Monday, November 25, 2024

Freshworks takes a calculated risk. Will it work?

On 1 May, founder-CEO Girish Mathrubootham moved on to become the executive chairman while Dennis Woodside, who was serving as the president, was named the new chief executive. The stock fell on the news, from $18.25 to $14.67, and has subsequently traded below the $14 mark.

As explained by Mathrubootham in a note to the “Freshworks kudumba” (Tamil for family), he will focus “on our long-term product vision and AI, spending more time with our teams in India”, while Woodside has said he will “drive the execution of the business we have now” and look after short-term targets.

This seems like a calculated gamble by a company that has run up against poor macro-economic conditions and also faces a shift in the technology, with artificial intelligence coming into the picture. 

Freshworks, which started as Freshdesk in Chennai some 14 years ago, is one of India’s leading SaaS (software-as-a-service) outfits. It offers cloud-based customer service software.

The San Mateo-headquartered firm listed on Nasdaq in September 2021, raising $1.03 bn in its IPO. Prior to that, it already had marque investors like Tiger Global, Accel, CapitalG and Sequoia Capital India backing it. The stock was offered at $36 per share, and hit a peak valuation of $50.25 in October 2021 before gradually sliding down.

Freshworks’s current market capitalisation is about $4.26 billion. It reported a revenue of $596 million for 2023 with a net loss of $137 million (the company follows a January-December financial year). This was an improvement on 2022, when Freshworks had a net loss of $232 million on revenue of $498 million. The company has about 4,900 employees, and caters to more than 60,000 companies of all sizes.

Also read: Investors may find Dennis Woodside a better chief for Freshworks

Freshworks’ March-quarter results show a 3% sequential rise in revenue, while it narrowed its loss to $23 million from a loss of $28 million in the December quarter. The company has projected that its revenue in 2024 will hit the band between $695 million and $705 million, with year-on-year growth of 17-18%, slightly lower than the 18-19% revenue growth the company had projected in February. 

Non-GAAP operating profit jumped to $21.8 million in the March quarter from $3.9 million in the corresponding year-ago period. Non-GAAP operating profits exclude expenses such as stock-based compensation, payroll taxes on employee stock transactions, and amortization of intangibles. The ESOP compensations would be the major item among these for a company like Freshworks.

Freshworks targets hitting the $1 billion revenue mark by 2026, which might be achievable. Apart from the transition in the C-suite, Freshworks also announced the acquisition of Device42, an American IT-management firm, for $230  million. This could help accelerate its growth curve.

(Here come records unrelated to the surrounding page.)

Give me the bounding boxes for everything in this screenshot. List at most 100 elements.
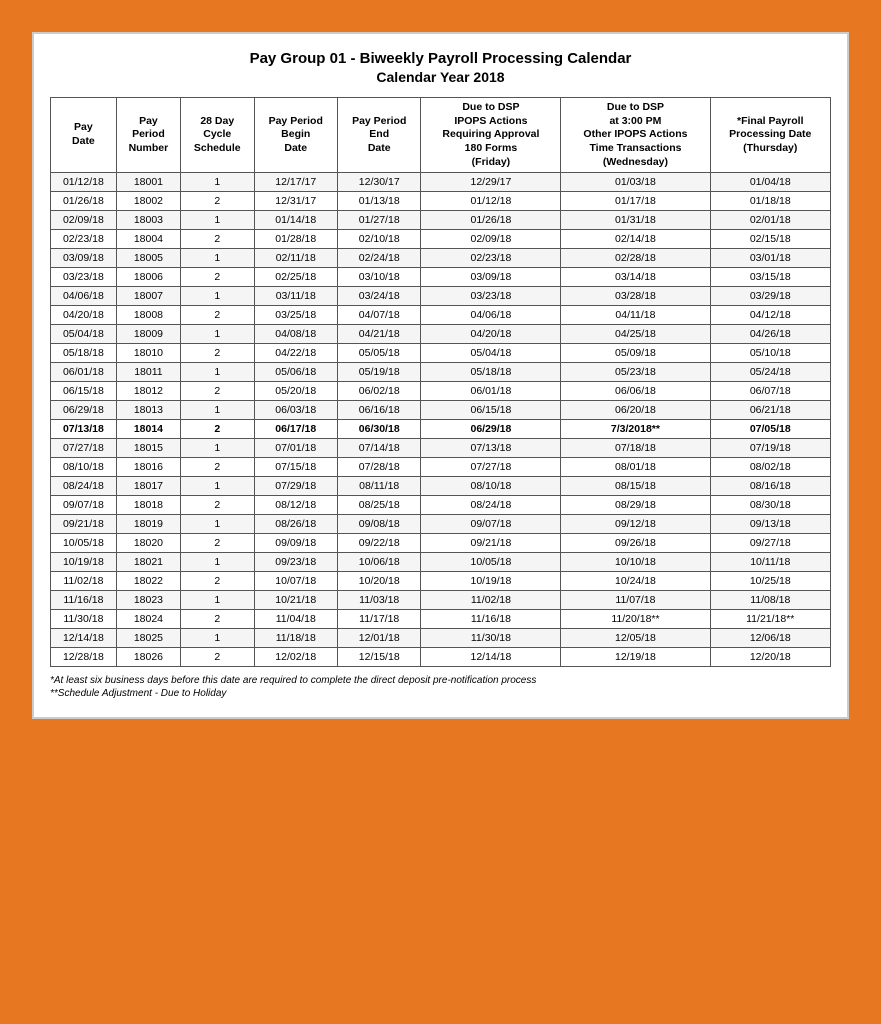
table-cell: 06/30/18 [337, 420, 420, 439]
table-row: 12/14/1818025111/18/1812/01/1811/30/1812… [51, 629, 831, 648]
table-cell: 18013 [116, 401, 180, 420]
table-row: 07/27/1818015107/01/1807/14/1807/13/1807… [51, 439, 831, 458]
table-cell: 09/27/18 [710, 534, 830, 553]
table-cell: 04/25/18 [561, 325, 710, 344]
table-cell: 18001 [116, 173, 180, 192]
col-header-end-date: Pay PeriodEndDate [337, 98, 420, 173]
table-cell: 1 [181, 401, 254, 420]
table-cell: 2 [181, 648, 254, 667]
table-cell: 12/02/18 [254, 648, 337, 667]
table-cell: 2 [181, 610, 254, 629]
table-cell: 1 [181, 629, 254, 648]
table-cell: 03/14/18 [561, 268, 710, 287]
table-cell: 10/05/18 [51, 534, 117, 553]
table-cell: 04/06/18 [421, 306, 561, 325]
table-cell: 04/08/18 [254, 325, 337, 344]
table-cell: 1 [181, 363, 254, 382]
table-cell: 05/10/18 [710, 344, 830, 363]
table-cell: 12/06/18 [710, 629, 830, 648]
table-cell: 08/12/18 [254, 496, 337, 515]
table-cell: 07/15/18 [254, 458, 337, 477]
table-cell: 02/23/18 [51, 230, 117, 249]
table-cell: 09/26/18 [561, 534, 710, 553]
table-row: 09/21/1818019108/26/1809/08/1809/07/1809… [51, 515, 831, 534]
table-row: 03/09/1818005102/11/1802/24/1802/23/1802… [51, 249, 831, 268]
table-cell: 10/10/18 [561, 553, 710, 572]
table-cell: 04/07/18 [337, 306, 420, 325]
table-row: 08/24/1818017107/29/1808/11/1808/10/1808… [51, 477, 831, 496]
table-row: 09/07/1818018208/12/1808/25/1808/24/1808… [51, 496, 831, 515]
table-cell: 1 [181, 249, 254, 268]
table-cell: 08/16/18 [710, 477, 830, 496]
table-row: 08/10/1818016207/15/1807/28/1807/27/1808… [51, 458, 831, 477]
table-cell: 01/17/18 [561, 192, 710, 211]
table-cell: 12/01/18 [337, 629, 420, 648]
table-cell: 12/14/18 [51, 629, 117, 648]
table-cell: 08/30/18 [710, 496, 830, 515]
table-row: 11/16/1818023110/21/1811/03/1811/02/1811… [51, 591, 831, 610]
table-cell: 01/31/18 [561, 211, 710, 230]
table-cell: 7/3/2018** [561, 420, 710, 439]
table-row: 01/12/1818001112/17/1712/30/1712/29/1701… [51, 173, 831, 192]
table-cell: 05/06/18 [254, 363, 337, 382]
table-cell: 06/17/18 [254, 420, 337, 439]
table-cell: 10/06/18 [337, 553, 420, 572]
table-cell: 1 [181, 477, 254, 496]
table-cell: 1 [181, 211, 254, 230]
table-cell: 18015 [116, 439, 180, 458]
table-cell: 02/09/18 [421, 230, 561, 249]
col-header-begin-date: Pay PeriodBeginDate [254, 98, 337, 173]
table-row: 06/01/1818011105/06/1805/19/1805/18/1805… [51, 363, 831, 382]
page-wrapper: Pay Group 01 - Biweekly Payroll Processi… [20, 20, 861, 731]
table-cell: 06/06/18 [561, 382, 710, 401]
table-cell: 12/31/17 [254, 192, 337, 211]
table-cell: 1 [181, 553, 254, 572]
table-cell: 12/14/18 [421, 648, 561, 667]
table-cell: 07/18/18 [561, 439, 710, 458]
table-cell: 04/11/18 [561, 306, 710, 325]
table-row: 06/15/1818012205/20/1806/02/1806/01/1806… [51, 382, 831, 401]
table-cell: 2 [181, 192, 254, 211]
table-cell: 05/18/18 [51, 344, 117, 363]
table-cell: 09/07/18 [421, 515, 561, 534]
table-cell: 01/28/18 [254, 230, 337, 249]
table-cell: 07/19/18 [710, 439, 830, 458]
table-cell: 18018 [116, 496, 180, 515]
table-cell: 09/22/18 [337, 534, 420, 553]
table-cell: 06/02/18 [337, 382, 420, 401]
table-cell: 05/19/18 [337, 363, 420, 382]
table-cell: 11/02/18 [51, 572, 117, 591]
table-cell: 2 [181, 534, 254, 553]
table-cell: 18020 [116, 534, 180, 553]
table-cell: 05/04/18 [51, 325, 117, 344]
table-cell: 02/28/18 [561, 249, 710, 268]
table-cell: 2 [181, 458, 254, 477]
table-cell: 02/10/18 [337, 230, 420, 249]
table-cell: 18006 [116, 268, 180, 287]
table-cell: 10/21/18 [254, 591, 337, 610]
table-cell: 03/29/18 [710, 287, 830, 306]
table-cell: 10/19/18 [51, 553, 117, 572]
table-cell: 18017 [116, 477, 180, 496]
table-cell: 18023 [116, 591, 180, 610]
table-cell: 08/15/18 [561, 477, 710, 496]
table-cell: 12/20/18 [710, 648, 830, 667]
payroll-calendar-table: PayDate PayPeriodNumber 28 DayCycleSched… [50, 97, 831, 667]
table-cell: 07/27/18 [421, 458, 561, 477]
table-cell: 08/01/18 [561, 458, 710, 477]
table-cell: 03/24/18 [337, 287, 420, 306]
table-cell: 07/13/18 [51, 420, 117, 439]
table-cell: 11/08/18 [710, 591, 830, 610]
table-cell: 10/07/18 [254, 572, 337, 591]
table-cell: 07/01/18 [254, 439, 337, 458]
table-cell: 05/24/18 [710, 363, 830, 382]
sub-title: Calendar Year 2018 [50, 69, 831, 85]
col-header-pay-date: PayDate [51, 98, 117, 173]
table-row: 05/04/1818009104/08/1804/21/1804/20/1804… [51, 325, 831, 344]
table-cell: 08/29/18 [561, 496, 710, 515]
table-cell: 11/21/18** [710, 610, 830, 629]
table-cell: 04/12/18 [710, 306, 830, 325]
table-cell: 12/15/18 [337, 648, 420, 667]
table-cell: 11/20/18** [561, 610, 710, 629]
table-cell: 04/21/18 [337, 325, 420, 344]
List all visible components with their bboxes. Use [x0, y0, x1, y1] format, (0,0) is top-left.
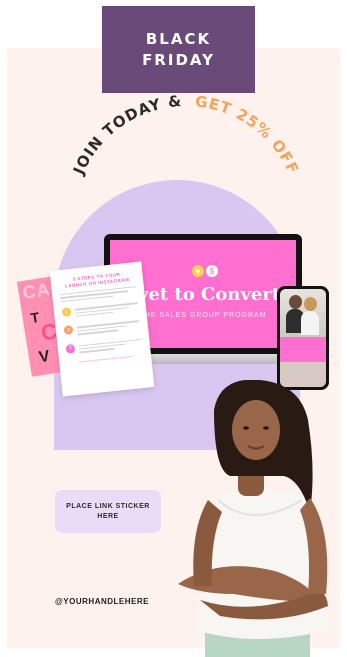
- svg-text:JOIN TODAY & GET 25% O: JOIN TODAY & GET 25% OFF: [69, 92, 302, 178]
- phone-mockup: [277, 286, 329, 390]
- phone-banner: [280, 337, 326, 362]
- phone-screen: [280, 289, 326, 387]
- woman-photo: [178, 380, 328, 657]
- phone-photo: [280, 289, 326, 337]
- story-graphic: BLACK FRIDAY JOIN TODAY & GET 25% OFF ♥ …: [0, 0, 347, 657]
- headline-part-1: JOIN TODAY &: [69, 92, 183, 178]
- social-handle: @YOURHANDLEHERE: [55, 597, 149, 606]
- link-sticker-placeholder[interactable]: PLACE LINK STICKER HERE: [55, 490, 161, 533]
- headline-part-2: GET 25% OFF: [194, 92, 302, 177]
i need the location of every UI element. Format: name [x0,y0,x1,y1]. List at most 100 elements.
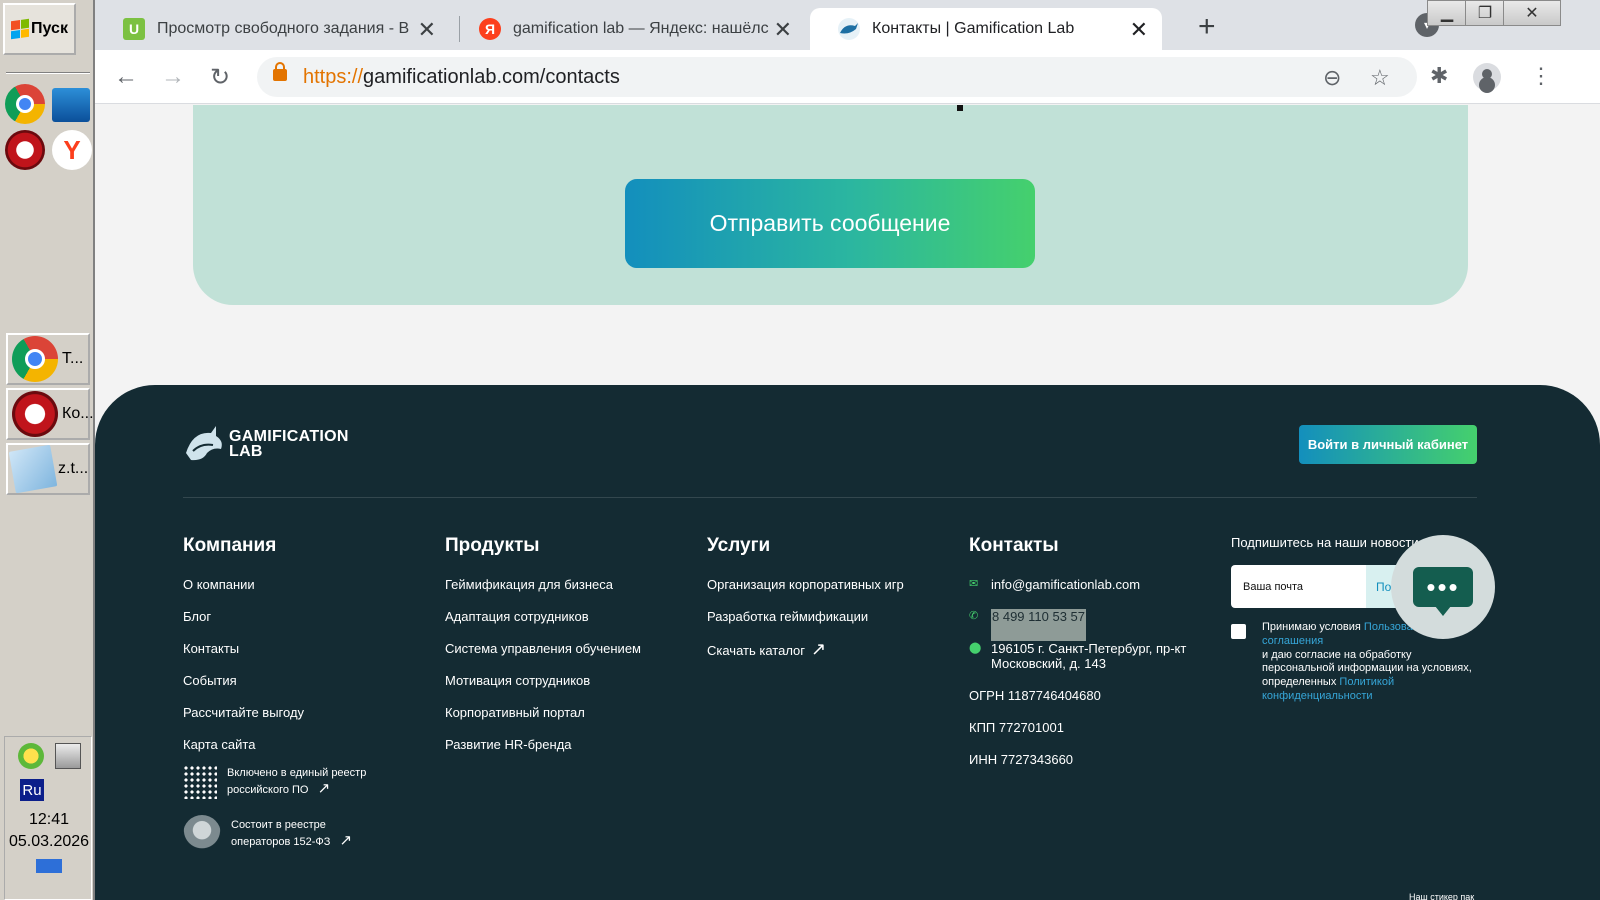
browser-window: U Просмотр свободного задания - В ✕ Я ga… [95,0,1600,900]
registry2-line1: Состоит в реестре [231,819,326,831]
link-corporate-portal[interactable]: Корпоративный портал [445,705,695,737]
close-icon[interactable]: ✕ [418,17,436,43]
consent-checkbox[interactable] [1231,624,1246,639]
registry1-line2: российского ПО [227,784,309,796]
link-about[interactable]: О компании [183,577,413,609]
logo-line2: LAB [229,443,263,460]
gamification-lab-logo[interactable]: GAMIFICATION LAB [183,423,349,465]
mail-icon: ✉ [969,578,979,590]
link-gamification-business[interactable]: Геймификация для бизнеса [445,577,695,609]
footer-col-products: Продукты Геймификация для бизнеса Адапта… [445,535,695,769]
link-hr-brand[interactable]: Развитие HR-бренда [445,737,695,769]
tab-yandex-search[interactable]: Я gamification lab — Яндекс: нашёлс ✕ [451,8,806,50]
phone-icon: ✆ [969,610,979,622]
registry2-line2: операторов 152-ФЗ [231,836,331,848]
footer-col-services: Услуги Организация корпоративных игр Раз… [707,535,957,673]
link-download-catalog[interactable]: Скачать каталог ↗ [707,640,957,673]
link-lms[interactable]: Система управления обучением [445,641,695,673]
url-text[interactable]: https://gamificationlab.com/contacts [303,66,620,89]
email-link[interactable]: ✉ info@gamificationlab.com [969,577,1209,609]
registry-software-link[interactable]: Включено в единый реестр российского ПО … [183,765,366,799]
menu-kebab-icon[interactable]: ⋮ [1530,63,1552,89]
shark-logo-icon [186,426,222,461]
inn: ИНН 7727343660 [969,752,1074,767]
taskbar-task-notepad[interactable]: z.t... [6,443,90,495]
yandex-browser-icon[interactable]: Y [52,130,92,170]
network-icon[interactable] [55,743,81,769]
products-heading: Продукты [445,535,540,556]
tab-title: gamification lab — Яндекс: нашёлс [513,20,769,37]
minimize-icon[interactable]: ▁ [1427,0,1467,26]
subscribe-email-input[interactable] [1231,565,1361,608]
chat-widget-button[interactable]: ••• [1391,535,1495,639]
taskbar-separator [6,72,90,74]
taskbar-task-opera[interactable]: Ко... [6,388,94,440]
taskbar-task-chrome[interactable]: Т... [6,333,90,385]
web-page: Отправить сообщение GAMIFICATION LAB Вой… [95,105,1600,900]
close-window-icon[interactable]: ✕ [1503,0,1561,26]
desktop-icon[interactable] [36,859,62,873]
address-bar[interactable]: https://gamificationlab.com/contacts ⊖ ☆ [257,57,1417,97]
chat-dots-icon: ••• [1413,567,1473,616]
yandex-favicon-icon: Я [479,18,501,40]
link-events[interactable]: События [183,673,413,705]
kpp: КПП 772701001 [969,720,1064,735]
chrome-icon [12,336,58,382]
tab-task-view[interactable]: U Просмотр свободного задания - В ✕ [95,8,450,50]
sticker-pack-link[interactable]: Наш стикер пак [1409,892,1474,900]
task-label: Ко... [62,405,94,422]
registry-operators-link[interactable]: Состоит в реестре операторов 152-ФЗ ↗ [183,815,352,853]
zoom-icon[interactable]: ⊖ [1323,65,1341,91]
link-calculate[interactable]: Рассчитайте выгоду [183,705,413,737]
tab-strip: U Просмотр свободного задания - В ✕ Я ga… [95,0,1600,50]
system-tray: Ru 12:41 05.03.2026 [4,736,92,900]
lock-icon [273,62,287,81]
link-corporate-games[interactable]: Организация корпоративных игр [707,577,957,609]
forward-icon[interactable]: → [158,62,188,92]
arrow-up-right-icon: ↗ [339,832,353,849]
contact-form-card: Отправить сообщение [193,105,1468,305]
shark-favicon-icon [838,18,860,40]
close-icon[interactable]: ✕ [774,17,792,43]
contacts-heading: Контакты [969,535,1059,556]
link-blog[interactable]: Блог [183,609,413,641]
company-heading: Компания [183,535,277,556]
reload-icon[interactable]: ↻ [205,62,235,92]
link-motivation[interactable]: Мотивация сотрудников [445,673,695,705]
windows-taskbar: Пуск Y Т... Ко... z.t... Ru 12:41 05.03.… [0,0,95,900]
clock-date: 05.03.2026 [8,833,90,850]
coat-of-arms-icon [183,815,221,853]
language-indicator[interactable]: Ru [20,779,44,801]
link-gamification-dev[interactable]: Разработка геймификации [707,609,957,641]
ogrn: ОГРН 1187746404680 [969,688,1101,703]
footer-col-company: Компания О компании Блог Контакты Событи… [183,535,413,769]
send-message-button[interactable]: Отправить сообщение [625,179,1035,268]
bookmark-star-icon[interactable]: ☆ [1370,65,1390,91]
arrow-up-right-icon: ↗ [317,780,331,797]
update-icon[interactable] [18,743,44,769]
personal-account-button[interactable]: Войти в личный кабинет [1299,425,1477,464]
tab-contacts[interactable]: Контакты | Gamification Lab ✕ [810,8,1162,50]
restore-icon[interactable]: ❐ [1465,0,1505,26]
task-label: Т... [62,350,84,367]
link-contacts[interactable]: Контакты [183,641,413,673]
services-heading: Услуги [707,535,771,556]
opera-icon[interactable] [5,130,45,170]
logo-line1: GAMIFICATION [229,428,349,445]
picture-viewer-icon[interactable] [52,88,90,122]
link-onboarding[interactable]: Адаптация сотрудников [445,609,695,641]
start-label: Пуск [31,20,68,37]
back-icon[interactable]: ← [111,62,141,92]
new-tab-icon[interactable]: + [1198,10,1216,44]
close-icon[interactable]: ✕ [1130,17,1148,43]
footer-col-contacts: Контакты ✉ info@gamificationlab.com ✆ 8 … [969,535,1209,784]
phone-link[interactable]: ✆ 8 499 110 53 57 [969,609,1209,641]
extensions-icon[interactable]: ✱ [1430,63,1448,89]
start-button[interactable]: Пуск [3,3,76,55]
address: ⬤ 196105 г. Санкт-Петербург, пр-кт Москов… [969,641,1209,688]
opera-icon [12,391,58,437]
footer-divider [183,497,1477,498]
browser-toolbar: ← → ↻ https://gamificationlab.com/contac… [95,50,1600,104]
chrome-icon[interactable] [5,84,45,124]
profile-avatar-icon[interactable] [1473,63,1501,91]
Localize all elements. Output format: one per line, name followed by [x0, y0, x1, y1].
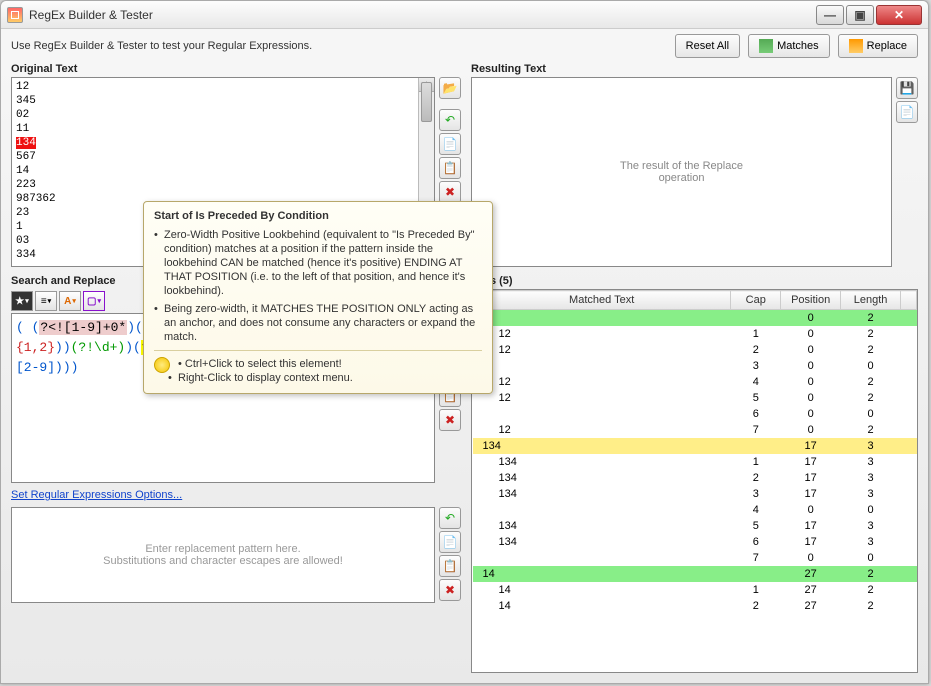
- result-placeholder: The result of the Replace operation: [620, 160, 743, 184]
- matches-table-container[interactable]: Matched Text Cap Position Length 0212102…: [471, 289, 918, 673]
- paste-button[interactable]: 📋: [439, 157, 461, 179]
- resulting-text-label: Resulting Text: [471, 63, 918, 75]
- tooltip-bullet: Being zero-width, it MATCHES THE POSITIO…: [154, 302, 482, 344]
- col-matched-text[interactable]: Matched Text: [473, 291, 731, 310]
- favorite-button[interactable]: ★▾: [11, 291, 33, 311]
- table-row[interactable]: 142272: [473, 598, 917, 614]
- table-row[interactable]: 12202: [473, 342, 917, 358]
- matches-table: Matched Text Cap Position Length 0212102…: [472, 290, 917, 614]
- element-a-button[interactable]: A▾: [59, 291, 81, 311]
- clear-button[interactable]: ✖: [439, 181, 461, 203]
- table-row[interactable]: 12402: [473, 374, 917, 390]
- replace-button[interactable]: Replace: [838, 34, 918, 58]
- table-row[interactable]: 1345173: [473, 518, 917, 534]
- save-result-button[interactable]: 💾: [896, 77, 918, 99]
- app-icon: [7, 7, 23, 23]
- tooltip-hint: • Ctrl+Click to select this element!: [154, 357, 482, 371]
- replacement-input[interactable]: Enter replacement pattern here. Substitu…: [11, 507, 435, 603]
- table-row[interactable]: 12502: [473, 390, 917, 406]
- original-text-label: Original Text: [11, 63, 461, 75]
- reset-all-button[interactable]: Reset All: [675, 34, 740, 58]
- table-row[interactable]: 14272: [473, 566, 917, 582]
- copy-button[interactable]: 📄: [439, 133, 461, 155]
- open-file-button[interactable]: 📂: [439, 77, 461, 99]
- scroll-thumb[interactable]: [421, 82, 432, 122]
- instruction-text: Use RegEx Builder & Tester to test your …: [11, 40, 667, 52]
- maximize-button[interactable]: ▣: [846, 5, 874, 25]
- table-row[interactable]: 02: [473, 310, 917, 326]
- col-cap[interactable]: Cap: [731, 291, 781, 310]
- titlebar: RegEx Builder & Tester — ▣ ✕: [1, 1, 928, 29]
- table-row[interactable]: 600: [473, 406, 917, 422]
- undo-button[interactable]: ↶: [439, 109, 461, 131]
- window-title: RegEx Builder & Tester: [29, 8, 816, 22]
- result-text-box[interactable]: The result of the Replace operation: [471, 77, 892, 267]
- replace-icon: [849, 39, 863, 53]
- table-row[interactable]: 12702: [473, 422, 917, 438]
- repl-paste-button[interactable]: 📋: [439, 555, 461, 577]
- table-row[interactable]: 141272: [473, 582, 917, 598]
- table-row[interactable]: 400: [473, 502, 917, 518]
- table-row[interactable]: 1341173: [473, 454, 917, 470]
- tooltip-hint: Right-Click to display context menu.: [154, 371, 482, 385]
- top-toolbar: Use RegEx Builder & Tester to test your …: [1, 29, 928, 63]
- table-row[interactable]: 300: [473, 358, 917, 374]
- matches-label: ches (5): [471, 275, 918, 287]
- tooltip-bullet: Zero-Width Positive Lookbehind (equivale…: [154, 228, 482, 298]
- table-row[interactable]: 134173: [473, 438, 917, 454]
- repl-copy-button[interactable]: 📄: [439, 531, 461, 553]
- repl-undo-button[interactable]: ↶: [439, 507, 461, 529]
- regex-clear-button[interactable]: ✖: [439, 409, 461, 431]
- format-button[interactable]: ≡▾: [35, 291, 57, 311]
- table-row[interactable]: 12102: [473, 326, 917, 342]
- minimize-button[interactable]: —: [816, 5, 844, 25]
- col-length[interactable]: Length: [841, 291, 901, 310]
- tooltip-panel: Start of Is Preceded By Condition Zero-W…: [143, 201, 493, 394]
- regex-options-link[interactable]: Set Regular Expressions Options...: [11, 489, 461, 501]
- matches-icon: [759, 39, 773, 53]
- close-button[interactable]: ✕: [876, 5, 922, 25]
- table-row[interactable]: 1346173: [473, 534, 917, 550]
- table-row[interactable]: 1342173: [473, 470, 917, 486]
- copy-result-button[interactable]: 📄: [896, 101, 918, 123]
- tooltip-title: Start of Is Preceded By Condition: [154, 210, 482, 222]
- replacement-placeholder: Enter replacement pattern here. Substitu…: [103, 543, 343, 567]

However, in March, the Freshworks board cancelled an award of 6 million shares to Mathrubootham, which was scheduled to be given in tranches until 2029, on the basis of specific share price targets being hit. It said the company had hit hurdles due to macro-economic conditions “entirely outside the control of the company’s leadership”. Mathrubootham continues to hold a stake of 4.3% in the company.

Apart from normal cyclical slowdowns, all SaaS businesses now have to reckon with the new threat of AI-based tools. While Freshworks is already offering some of these, the competition in this space is intense.

One key factor to consider may be the composition of Freshworks’ customer-base. More than 51,000 clients are small and medium-sized businesses (SMBs), defined as companies with no more than 250 employees. This segment is the biggest target audience for a transition to off-the-shelf AI-based tools. Big companies with specific needs may look for customised solutions, whereas SMBs will be happy with generic AI-based products.

Mathrubootham is seen in SaaS circles as a visionary, and an inspirational leader with a nose for developing and marketing great products. He needs to do this and it would be natural for him to return to his roots in Chennai and seek the AI talent that could help do this. It would be difficult for him to focus on this while fronting a Nasdaq-listed company with the demands of day-to-day running. 

According to company insiders, including both the men at the top, Woodside was brought in 18 months ago to play precisely that role of day-to-day management, and the transition may not have been a surprise within the “kudumba”.

It is, of course, a risk because both men have to hit the ground running in their new roles, and investors and customers have to be comfortable as well. However, it appears to be a calculated risk. Freshworks needs to develop an AI-based product portfolio, and Girish Mathrubootham is the obvious person to do this. If he has to step sideways in order to do this, well so be it.